I am currently working with ServiceNow, and I use Infoblox BloxOne DDI for managing DHCP and DNS services. I can add, modify, or delete DNS services or DDI devices and manage all the devices within Infoblox BloxOne DDI. It primarily helps me manage the devices giving IPs to others on the network.

The most valuable features of Infoblox BloxOne DDI are its ability to manage all DDI services effectively and monitor them in real-time. If any DDI service goes down, it is easily detectable on the platform. I can also raise tickets with our L3 team for troubleshooting, which streamlines operations. Additionally, the ease of creating fixed IPs and containers for subnet management across different devices enhances its functionality.

We use our Infoblox DDI platform for everything: IPAM management, DNS, DHCP, and DNS firewall functionality with their BloxOne Threat Defense cloud. 

We see DNS as the first layer of defense, so we use all the features the platform offers.

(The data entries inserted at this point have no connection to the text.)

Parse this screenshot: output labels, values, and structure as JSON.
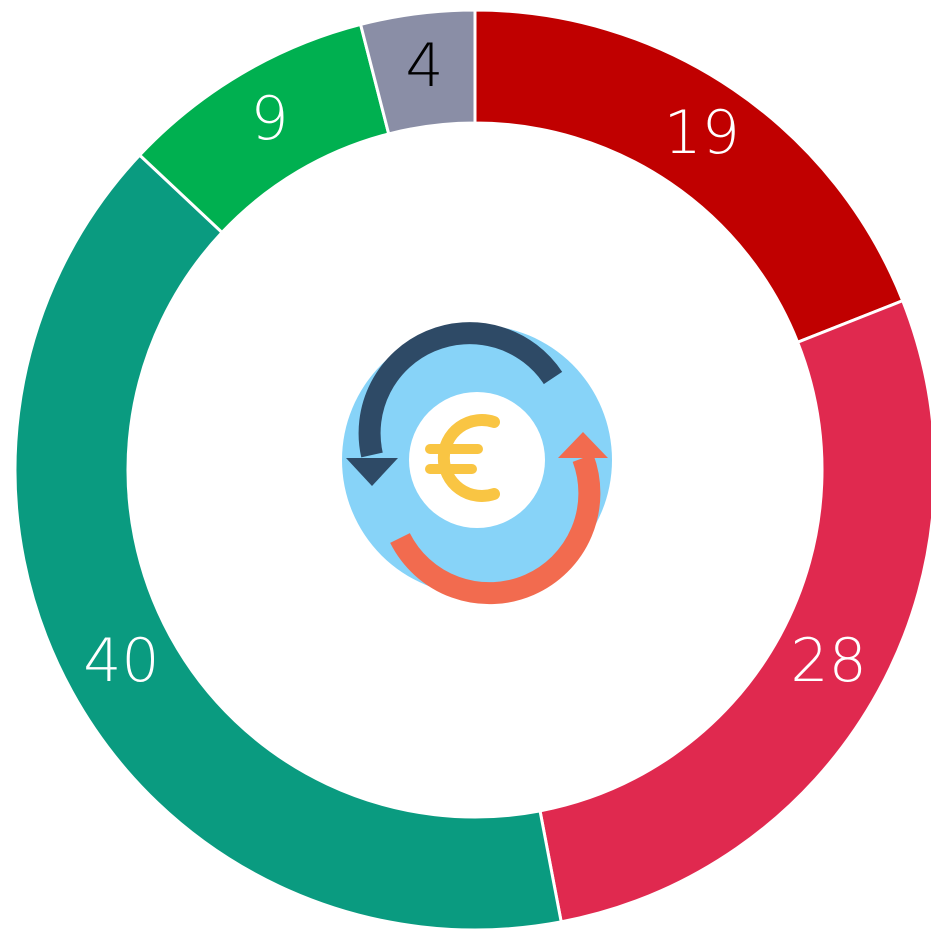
{
  "chart_data": {
    "type": "donut",
    "values": [
      19,
      28,
      40,
      9,
      4
    ],
    "colors": [
      "#c00000",
      "#e0294f",
      "#0a9b80",
      "#00b050",
      "#8a8ea6"
    ],
    "start_angle": 0,
    "direction": "clockwise"
  }
}
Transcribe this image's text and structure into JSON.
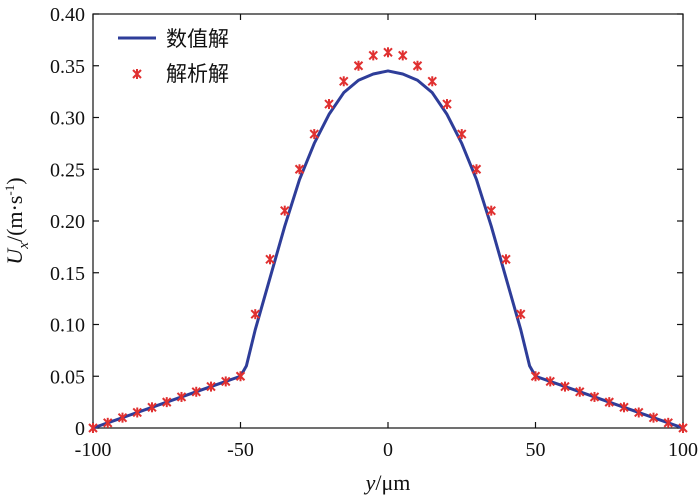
{
  "chart_data": {
    "type": "line",
    "title": "",
    "xlabel": {
      "var": "y",
      "unit": "/μm"
    },
    "ylabel": {
      "var": "U",
      "sub": "x",
      "unit": "/(m·s",
      "sup": "-1",
      "close": ")"
    },
    "xlim": [
      -100,
      100
    ],
    "ylim": [
      0,
      0.4
    ],
    "xticks": [
      -100,
      -50,
      0,
      50,
      100
    ],
    "xtick_labels": [
      "-100",
      "-50",
      "0",
      "50",
      "100"
    ],
    "yticks": [
      0,
      0.05,
      0.1,
      0.15,
      0.2,
      0.25,
      0.3,
      0.35,
      0.4
    ],
    "ytick_labels": [
      "0",
      "0.05",
      "0.10",
      "0.15",
      "0.20",
      "0.25",
      "0.30",
      "0.35",
      "0.40"
    ],
    "grid": false,
    "legend_position": "top-left",
    "series": [
      {
        "name": "数值解",
        "style": "line",
        "color": "#2e3d99",
        "x": [
          -100,
          -90,
          -80,
          -70,
          -60,
          -50,
          -48,
          -45,
          -40,
          -35,
          -30,
          -25,
          -20,
          -15,
          -10,
          -5,
          0,
          5,
          10,
          15,
          20,
          25,
          30,
          35,
          40,
          45,
          48,
          50,
          60,
          70,
          80,
          90,
          100
        ],
        "y": [
          0,
          0.01,
          0.02,
          0.03,
          0.04,
          0.05,
          0.06,
          0.095,
          0.145,
          0.195,
          0.24,
          0.275,
          0.303,
          0.324,
          0.336,
          0.342,
          0.345,
          0.342,
          0.336,
          0.324,
          0.303,
          0.275,
          0.24,
          0.195,
          0.145,
          0.095,
          0.06,
          0.05,
          0.04,
          0.03,
          0.02,
          0.01,
          0
        ]
      },
      {
        "name": "解析解",
        "style": "marker",
        "color": "#e03030",
        "x": [
          -100,
          -95,
          -90,
          -85,
          -80,
          -75,
          -70,
          -65,
          -60,
          -55,
          -50,
          -45,
          -40,
          -35,
          -30,
          -25,
          -20,
          -15,
          -10,
          -5,
          0,
          5,
          10,
          15,
          20,
          25,
          30,
          35,
          40,
          45,
          50,
          55,
          60,
          65,
          70,
          75,
          80,
          85,
          90,
          95,
          100
        ],
        "y": [
          0,
          0.005,
          0.01,
          0.015,
          0.02,
          0.025,
          0.03,
          0.035,
          0.04,
          0.045,
          0.05,
          0.11,
          0.163,
          0.21,
          0.25,
          0.284,
          0.313,
          0.335,
          0.35,
          0.36,
          0.363,
          0.36,
          0.35,
          0.335,
          0.313,
          0.284,
          0.25,
          0.21,
          0.163,
          0.11,
          0.05,
          0.045,
          0.04,
          0.035,
          0.03,
          0.025,
          0.02,
          0.015,
          0.01,
          0.005,
          0
        ]
      }
    ]
  }
}
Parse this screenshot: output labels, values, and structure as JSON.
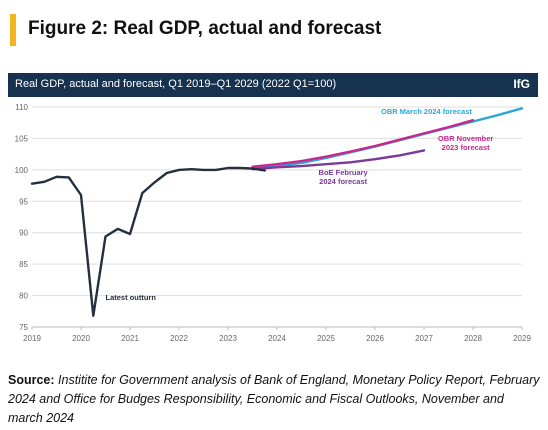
{
  "figure": {
    "title": "Figure 2: Real GDP, actual and forecast",
    "accent_color": "#f2b51d"
  },
  "chart_header": {
    "title": "Real GDP, actual and forecast, Q1 2019–Q1 2029 (2022 Q1=100)",
    "brand": "IfG",
    "background": "#16324f"
  },
  "chart_data": {
    "type": "line",
    "title": "Real GDP, actual and forecast, Q1 2019–Q1 2029 (2022 Q1=100)",
    "xlabel": "",
    "ylabel": "",
    "xlim": [
      2019,
      2029
    ],
    "ylim": [
      75,
      110
    ],
    "x_ticks": [
      "2019",
      "2020",
      "2021",
      "2022",
      "2023",
      "2024",
      "2025",
      "2026",
      "2027",
      "2028",
      "2029"
    ],
    "y_ticks": [
      "75",
      "80",
      "85",
      "90",
      "95",
      "100",
      "105",
      "110"
    ],
    "grid": true,
    "series": [
      {
        "name": "Latest outturn",
        "color": "#24303e",
        "x": [
          2019.0,
          2019.25,
          2019.5,
          2019.75,
          2020.0,
          2020.25,
          2020.5,
          2020.75,
          2021.0,
          2021.25,
          2021.5,
          2021.75,
          2022.0,
          2022.25,
          2022.5,
          2022.75,
          2023.0,
          2023.25,
          2023.5,
          2023.75
        ],
        "y": [
          97.8,
          98.1,
          98.9,
          98.8,
          96.0,
          76.8,
          89.4,
          90.6,
          89.8,
          96.3,
          98.0,
          99.5,
          100.0,
          100.1,
          100.0,
          100.0,
          100.3,
          100.3,
          100.2,
          99.9
        ]
      },
      {
        "name": "OBR March 2024 forecast",
        "color": "#2ba8d8",
        "x": [
          2023.5,
          2024.0,
          2024.5,
          2025.0,
          2025.5,
          2026.0,
          2026.5,
          2027.0,
          2027.5,
          2028.0,
          2028.5,
          2029.0
        ],
        "y": [
          100.2,
          100.6,
          101.1,
          101.9,
          102.8,
          103.7,
          104.7,
          105.7,
          106.7,
          107.7,
          108.7,
          109.8
        ]
      },
      {
        "name": "OBR November 2023 forecast",
        "color": "#c8278c",
        "x": [
          2023.5,
          2024.0,
          2024.5,
          2025.0,
          2025.5,
          2026.0,
          2026.5,
          2027.0,
          2027.5,
          2028.0
        ],
        "y": [
          100.5,
          100.9,
          101.4,
          102.1,
          102.9,
          103.8,
          104.8,
          105.8,
          106.8,
          107.9
        ]
      },
      {
        "name": "BoE February 2024 forecast",
        "color": "#7c3a98",
        "x": [
          2023.5,
          2024.0,
          2024.5,
          2025.0,
          2025.5,
          2026.0,
          2026.5,
          2027.0
        ],
        "y": [
          100.1,
          100.4,
          100.6,
          100.9,
          101.2,
          101.7,
          102.3,
          103.1
        ]
      }
    ],
    "annotations": [
      {
        "text": [
          "OBR March 2024 forecast"
        ],
        "x": 2027.05,
        "y": 108.9,
        "anchor": "middle",
        "color": "#2ba8d8"
      },
      {
        "text": [
          "OBR November",
          "2023 forecast"
        ],
        "x": 2027.85,
        "y": 104.6,
        "anchor": "middle",
        "color": "#c8278c"
      },
      {
        "text": [
          "BoE February",
          "2024 forecast"
        ],
        "x": 2025.35,
        "y": 99.2,
        "anchor": "middle",
        "color": "#7c3a98"
      },
      {
        "text": [
          "Latest outturn"
        ],
        "x": 2020.5,
        "y": 79.3,
        "anchor": "start",
        "color": "#24303e"
      }
    ]
  },
  "source": {
    "label": "Source:",
    "text": "Institite for Government analysis of Bank of England, Monetary Policy Report, February 2024 and Office for Budges Responsibility, Economic and Fiscal Outlooks, November and march 2024"
  }
}
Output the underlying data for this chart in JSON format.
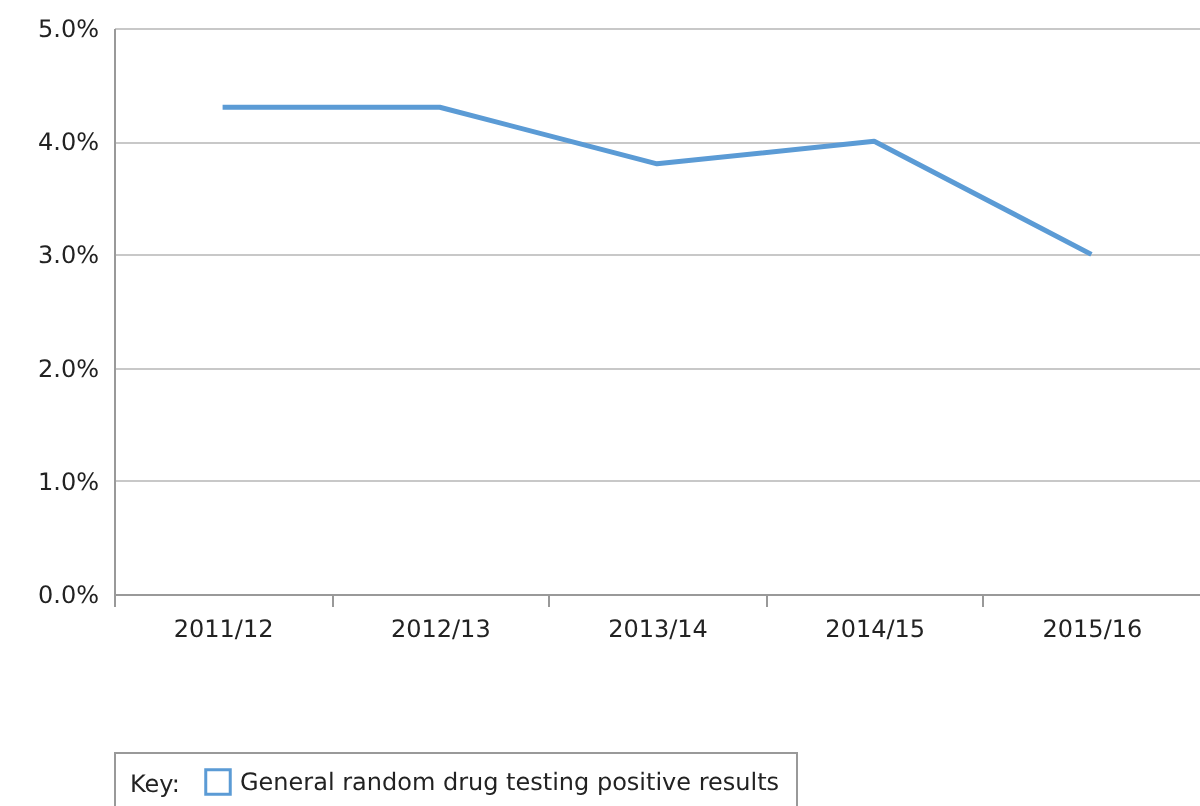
{
  "chart_data": {
    "type": "line",
    "categories": [
      "2011/12",
      "2012/13",
      "2013/14",
      "2014/15",
      "2015/16"
    ],
    "series": [
      {
        "name": "General random drug testing positive results",
        "color": "#5b9bd5",
        "values": [
          4.3,
          4.3,
          3.8,
          4.0,
          3.0
        ]
      }
    ],
    "ylim": [
      0,
      5
    ],
    "yticks": [
      {
        "value": 0,
        "label": "0.0%"
      },
      {
        "value": 1,
        "label": "1.0%"
      },
      {
        "value": 2,
        "label": "2.0%"
      },
      {
        "value": 3,
        "label": "3.0%"
      },
      {
        "value": 4,
        "label": "4.0%"
      },
      {
        "value": 5,
        "label": "5.0%"
      }
    ],
    "grid": "y",
    "legend": "bottom",
    "legend_title": "Key:",
    "marker": "none",
    "line_style": "solid"
  }
}
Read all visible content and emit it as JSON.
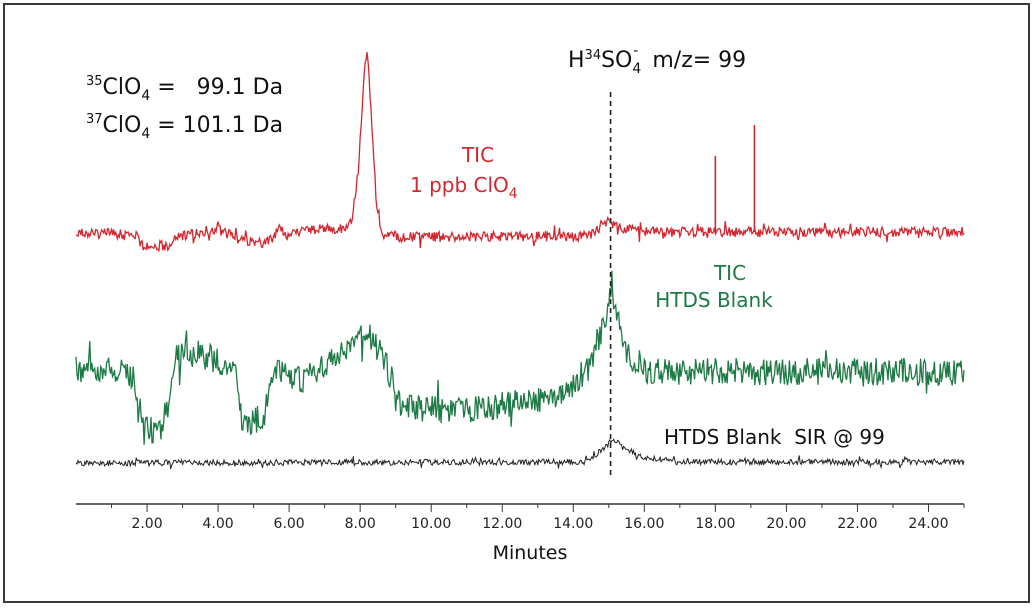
{
  "chart_data": {
    "type": "line",
    "xlabel": "Minutes",
    "xlim": [
      0.0,
      25.0
    ],
    "x_ticks": [
      "2.00",
      "4.00",
      "6.00",
      "8.00",
      "10.00",
      "12.00",
      "14.00",
      "16.00",
      "18.00",
      "20.00",
      "22.00",
      "24.00"
    ],
    "x_tick_values": [
      2,
      4,
      6,
      8,
      10,
      12,
      14,
      16,
      18,
      20,
      22,
      24
    ],
    "marker": {
      "x": 15.05,
      "label_main": "H",
      "label_sup": "34",
      "label_mid": "SO",
      "label_sub": "4",
      "label_charge": "-",
      "label_tail": "  m/z= 99"
    },
    "mass_info": [
      {
        "sup": "35",
        "species": "ClO",
        "sub": "4",
        "text": " =   99.1 Da"
      },
      {
        "sup": "37",
        "species": "ClO",
        "sub": "4",
        "text": " = 101.1 Da"
      }
    ],
    "series": [
      {
        "name_line1": "TIC",
        "name_line2_prefix": "1 ppb ClO",
        "name_line2_sub": "4",
        "color": "#d3272f",
        "noise": 5,
        "profile": [
          [
            0.0,
            233
          ],
          [
            1.7,
            234
          ],
          [
            1.8,
            245
          ],
          [
            2.6,
            246
          ],
          [
            2.8,
            237
          ],
          [
            3.4,
            233
          ],
          [
            3.9,
            229
          ],
          [
            4.3,
            234
          ],
          [
            4.6,
            240
          ],
          [
            5.3,
            243
          ],
          [
            5.6,
            236
          ],
          [
            5.75,
            224
          ],
          [
            5.9,
            237
          ],
          [
            6.5,
            230
          ],
          [
            7.3,
            229
          ],
          [
            7.75,
            224
          ],
          [
            7.95,
            170
          ],
          [
            8.1,
            80
          ],
          [
            8.2,
            48
          ],
          [
            8.3,
            110
          ],
          [
            8.45,
            200
          ],
          [
            8.6,
            234
          ],
          [
            9.2,
            237
          ],
          [
            14.4,
            236
          ],
          [
            15.0,
            222
          ],
          [
            15.4,
            228
          ],
          [
            16.0,
            232
          ],
          [
            25.0,
            232
          ]
        ],
        "spikes": [
          [
            18.0,
            156
          ],
          [
            19.1,
            125
          ]
        ]
      },
      {
        "name_line1": "TIC",
        "name_line2": "HTDS Blank",
        "color": "#1e7a45",
        "noise": 14,
        "profile": [
          [
            0.0,
            368
          ],
          [
            1.65,
            374
          ],
          [
            1.75,
            420
          ],
          [
            1.9,
            432
          ],
          [
            2.4,
            426
          ],
          [
            2.65,
            400
          ],
          [
            2.75,
            362
          ],
          [
            3.0,
            352
          ],
          [
            4.0,
            360
          ],
          [
            4.5,
            372
          ],
          [
            4.6,
            412
          ],
          [
            4.8,
            424
          ],
          [
            5.3,
            415
          ],
          [
            5.55,
            385
          ],
          [
            5.7,
            372
          ],
          [
            6.4,
            380
          ],
          [
            7.2,
            360
          ],
          [
            7.8,
            345
          ],
          [
            8.2,
            330
          ],
          [
            8.6,
            355
          ],
          [
            8.9,
            380
          ],
          [
            9.0,
            400
          ],
          [
            9.2,
            408
          ],
          [
            11.0,
            410
          ],
          [
            13.5,
            398
          ],
          [
            14.4,
            370
          ],
          [
            14.9,
            318
          ],
          [
            15.05,
            290
          ],
          [
            15.2,
            305
          ],
          [
            15.5,
            355
          ],
          [
            16.0,
            372
          ],
          [
            25.0,
            372
          ]
        ]
      },
      {
        "name": "HTDS Blank  SIR @ 99",
        "color": "#222222",
        "noise": 3,
        "profile": [
          [
            0.0,
            463
          ],
          [
            14.3,
            462
          ],
          [
            14.9,
            448
          ],
          [
            15.1,
            438
          ],
          [
            15.4,
            448
          ],
          [
            16.0,
            458
          ],
          [
            17.0,
            462
          ],
          [
            25.0,
            462
          ]
        ]
      }
    ]
  }
}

We do not have DNS and DHCP in our Windows environment anymore.

For network efficiency, having IPAM and DNS together provides a singular view of the network. We know what is active and what is registered in your DNS. We can manage external and internal DNS together on the same platform. 

The integrated view using IPAM and DNS is much simpler because Microsoft AD doesn't offer IPAM. It offers DNS, and it's scattered. This is the reason I like the power of the tool. 

It is costly but it provides the whole integration and allows us to automate a lot of things, like server builds and virtual machine builds. The powerful API Infoblox offers allows my automation team to integrate and query for free IPs within Infoblox, allocate a name, and register it. Full automation is possible on the platform. 

Also, the cloud licensing capabilities give you full visibility of what is happening in the cloud. Everything together, that's the power of the platform.

The automation capabilities have benefited the operations. People can make an API call to see the next free IP. Once they get an IP, they can register the DNS and build their server with the static IP. Then, they can assign the hostname directly through their scripting as soon as the server is live. It has benefited my automation team tremendously. 

They are constantly asking me when we can have this platform in other branches, entities, or data centers because the platform is more European-centric. They have similar requirements in America and other entities separate from AMG Securities. That's how powerful it is.

Compliance and Security

It is our first line of defense. If somebody clicks on a malicious link, the DNS will not resolve it because it will not resolve the name to the IP. This stops the threat in its tracks, so your second line of defense and third line of defense don't have to kick in. 

It actually prevents a lot of false alarms because if a link is blocked by antivirus, it creates an alert for the IT risk team to investigate. By not resolving the IP for a malicious link, it stops many issues before they escalate. This has improved our security posture significantly.

For customers in Indonesia, I have implemented it in BCA, Bank Central Asia, BGP, and Bank Server Banton, mostly in the banking sector. 

Primarily, I use it for DNS security, particularly to block domain generation attacks. These attacks can be internal or external, targeting DNS positioning or DNS from outside or within. This has been an effective measure.

The blocking features are crucial for security. A valuable feature is blocking domain generation, which automatically generates domains to protect the internal network. 

Additionally, I need to improve Clean DNS to prevent attacks effectively. Attacks already exist, and addressing them is important. This protection contributes to securing the network.